Joanna de Ângelis no livro Amor Imbatível Amor, reforça essa tese
complementando:
“Diante disso, o indivíduo é obrigado a escolher, com discernimento para
eleger, dando surgimento a outro tipo de instinto de sobrevivência para
prosseguir lutando. Sem uma decisão clara, torna-se instrumento de outros,
agindo conforme as demais pessoas, em atitude conformista, não reagindo dos
impositivos do meio, perdendo-se, sem motivação, ou se deixa conduzir pelos
interesses do grupo, atuando conforme o mesmo, que lhe impõe comportamentos
agressivos, anulando o seu interesse e alterando o seu campo de ação”.
Com a desvalorização das
experiências objetivas, a busca pelo significado torna-se cada vez mais
desprezada, e nos perguntamos se realmente necessitamos encontra-lo, mas o
máximo que podemos responder é que, para vivermos bem, temos necessidade de
significado, embora não saibamos dizer por quê. Vivemos numa época de
paliativos crescentes. Nunca foi tão fácil decidirmos o que sentir e o que não
sentir.
Mas, como uma pessoa pode
chegar ao estágio de desconectar-se de sua própria essência, de não conseguir
perceber que a vida tem um significado mais profundo?
Jung, em muitos dos seus
relatos, associava a “neurose” à ausência de sentido, e para ele somente a experiência
do “numinoso” cessava a doença:
“Vi muitas vezes que os
homens ficam neuróticos quando se contentam com respostas insuficientes ou
falsas às questões da vida.

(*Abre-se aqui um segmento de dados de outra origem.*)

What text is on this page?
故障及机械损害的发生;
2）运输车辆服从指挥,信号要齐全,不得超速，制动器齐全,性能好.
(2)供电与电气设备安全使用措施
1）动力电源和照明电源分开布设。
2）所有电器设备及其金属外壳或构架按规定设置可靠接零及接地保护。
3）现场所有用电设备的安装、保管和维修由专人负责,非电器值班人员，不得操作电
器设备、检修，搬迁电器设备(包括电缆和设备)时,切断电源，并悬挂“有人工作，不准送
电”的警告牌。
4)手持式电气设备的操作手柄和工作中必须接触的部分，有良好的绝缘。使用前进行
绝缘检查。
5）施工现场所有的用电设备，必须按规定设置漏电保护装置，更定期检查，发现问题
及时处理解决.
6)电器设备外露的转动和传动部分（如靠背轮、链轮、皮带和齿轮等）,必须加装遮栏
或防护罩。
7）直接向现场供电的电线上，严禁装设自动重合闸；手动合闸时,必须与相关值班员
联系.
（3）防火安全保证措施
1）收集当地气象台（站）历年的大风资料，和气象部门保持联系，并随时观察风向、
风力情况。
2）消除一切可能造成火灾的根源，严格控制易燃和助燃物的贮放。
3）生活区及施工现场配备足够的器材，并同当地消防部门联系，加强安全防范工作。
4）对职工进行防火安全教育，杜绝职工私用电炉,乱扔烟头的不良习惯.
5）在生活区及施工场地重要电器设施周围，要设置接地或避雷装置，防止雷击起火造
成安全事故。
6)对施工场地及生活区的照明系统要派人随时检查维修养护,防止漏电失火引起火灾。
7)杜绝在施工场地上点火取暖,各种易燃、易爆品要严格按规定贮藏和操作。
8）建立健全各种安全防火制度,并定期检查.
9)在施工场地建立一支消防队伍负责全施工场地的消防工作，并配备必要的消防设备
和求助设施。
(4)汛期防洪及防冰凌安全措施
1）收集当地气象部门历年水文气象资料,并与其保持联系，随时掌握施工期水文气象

Procuram situação, casamento, reputação, sucesso
exterior e dinheiro; mas permanecem neuróticos e infelizes, mesmo quando
atingem o que buscavam. Essas pessoas sofrem, frequentemente, de uma grande
limitação do espírito. Sua vida não tem conteúdo suficiente não tem sentido.
Quando pode expandir-se numa personalidade mais vasta, a neurose em geral
cessa.” JUNG, Escritos Diversos.
Ao perder o contato com sua
personalidade maior, com o seu melhor, o ser despersonaliza-se e, “nesse vazio que surge, por falta de
motivação real para prosseguir, foge para o alcoolismo, para as drogas, para o
sexo ou tomba em depressão...” ÂNGELIS, livro Amor Imbatível Amor.
Ao escolher não encontrar o
significado e reprimir lembranças, avaliações, sentimentos, frustrações,
anseios e necessidades que foram significativos, a pessoa nega a si mesma o
acesso a dados de fundamental importância; toda vez que tenta pensar sobre a
vida e sobre os problemas, estará condenada a lutar na escuridão – por que?
Faltam-lhe algumas informações básicas, falta-lhe conhecer o caminho para o
encontro consigo mesmo.
“Contudo, seja certa ou
errada num dado momento da vida, nenhuma escolha pode nos prender para sempre.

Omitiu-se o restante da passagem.